O primeiro rascunho do manuscrito, concluído em 2019, foi da perspectiva de uma jovem maori. Mas isso acabou se mostrando problemático.
“Consultei Māori e uma pessoa cuja opinião eu respeito profundamente disse que me fazer escrever a partir da perspectiva Māori era culturalmente muito desafiador. Percebi que Mila não precisava ser Māori para fazer parte do mundo natural, então reescrevi, dando sua herança européia e tornando Tommy, o garoto autista ao lado, Māori.
“O escritor Pip Adam, que foi meu mentor para este romance, concordou que era bom mudar a etnia do meu protagonista e estou emocionado com o resultado.”
Roche ri por muito tempo quando pergunto se ela coçou sua coceira literária. “Estou apenas começando”, diz ela em um tom que sugere que esta é apenas a ponta do iceberg da escrita.

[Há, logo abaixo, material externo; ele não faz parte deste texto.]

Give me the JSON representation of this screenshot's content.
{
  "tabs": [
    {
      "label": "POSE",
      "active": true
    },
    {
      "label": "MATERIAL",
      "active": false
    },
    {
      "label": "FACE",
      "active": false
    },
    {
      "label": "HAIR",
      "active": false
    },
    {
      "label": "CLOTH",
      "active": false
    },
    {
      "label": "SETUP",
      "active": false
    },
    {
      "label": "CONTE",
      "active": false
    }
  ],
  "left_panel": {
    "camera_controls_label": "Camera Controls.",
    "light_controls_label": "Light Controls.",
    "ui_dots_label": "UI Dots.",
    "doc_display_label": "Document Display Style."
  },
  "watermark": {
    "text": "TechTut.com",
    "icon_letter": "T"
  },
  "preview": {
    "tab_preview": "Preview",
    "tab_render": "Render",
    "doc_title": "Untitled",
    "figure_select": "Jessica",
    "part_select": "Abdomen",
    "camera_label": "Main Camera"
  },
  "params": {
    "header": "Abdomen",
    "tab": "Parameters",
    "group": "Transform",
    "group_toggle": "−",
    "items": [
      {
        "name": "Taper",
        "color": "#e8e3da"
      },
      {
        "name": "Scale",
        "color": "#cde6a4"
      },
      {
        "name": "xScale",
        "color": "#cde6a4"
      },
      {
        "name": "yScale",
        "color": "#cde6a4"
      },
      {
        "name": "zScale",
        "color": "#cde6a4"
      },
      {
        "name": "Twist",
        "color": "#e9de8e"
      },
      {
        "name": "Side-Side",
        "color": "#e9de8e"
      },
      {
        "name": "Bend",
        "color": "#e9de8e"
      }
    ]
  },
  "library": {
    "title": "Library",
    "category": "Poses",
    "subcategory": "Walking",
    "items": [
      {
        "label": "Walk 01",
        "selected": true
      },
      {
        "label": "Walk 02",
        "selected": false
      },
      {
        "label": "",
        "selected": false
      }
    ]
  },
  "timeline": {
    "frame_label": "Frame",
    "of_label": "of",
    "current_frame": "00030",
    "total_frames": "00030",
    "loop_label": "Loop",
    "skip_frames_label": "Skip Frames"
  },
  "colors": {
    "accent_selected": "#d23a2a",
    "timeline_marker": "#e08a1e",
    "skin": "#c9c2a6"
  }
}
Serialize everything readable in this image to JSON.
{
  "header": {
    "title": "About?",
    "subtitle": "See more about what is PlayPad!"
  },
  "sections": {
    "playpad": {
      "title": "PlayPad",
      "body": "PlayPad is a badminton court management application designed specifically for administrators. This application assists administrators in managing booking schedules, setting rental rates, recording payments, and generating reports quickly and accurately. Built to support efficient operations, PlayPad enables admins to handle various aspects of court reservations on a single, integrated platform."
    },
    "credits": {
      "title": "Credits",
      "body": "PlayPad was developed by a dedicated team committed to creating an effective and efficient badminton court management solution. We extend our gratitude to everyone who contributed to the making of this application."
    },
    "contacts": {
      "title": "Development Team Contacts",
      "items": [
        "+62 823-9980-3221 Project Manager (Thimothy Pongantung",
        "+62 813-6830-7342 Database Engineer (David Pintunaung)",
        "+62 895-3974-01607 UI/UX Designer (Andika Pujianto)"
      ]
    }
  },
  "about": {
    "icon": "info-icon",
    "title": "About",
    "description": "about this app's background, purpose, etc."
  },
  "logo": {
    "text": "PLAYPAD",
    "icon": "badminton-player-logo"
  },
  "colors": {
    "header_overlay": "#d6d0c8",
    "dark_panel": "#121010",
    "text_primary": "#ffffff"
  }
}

Sua cabana de escrita, escondida na propriedade de 4 hectares que ela divide com seu parceiro, o torrador de café Graham Allen, tem visto muita ação ultimamente. Há o manuscrito que Roche concluiu como parte de seu mestrado em escrita criativa na Universidade de Tecnologia de Auckland, Songs to Sing to the Dying, um livro que ela descreve como “um pastiche pós-moderno metaficcional que personifica a morte e desmistifica alguns aspectos da morte”.
Seu segundo manuscrito concluído, ambientado na década de 1850, conta a história de dois artistas competindo para ilustrar o livro de medicina Gray’s Anatomy.
Há outros livros em andamento – “ter vários projetos em movimento mantém meu cérebro ativo” – e o resto do dia é preenchido com leitura, brincando com sua cachorrinha bichon, Lucy Jordan, e tentando responder a todas as perguntas sobre o programa de TV The Chase.
É, ela admite, sua própria opinião sobre ikigai. “Minha lesão realmente abriu minha vida e me permitiu fazer outra coisa que amo. Mais uma vez, mudei totalmente minha vida.”
Mila and the Bone Man (Quentin Wilson Publishing, $ 37,99) está disponível em 18 de agosto.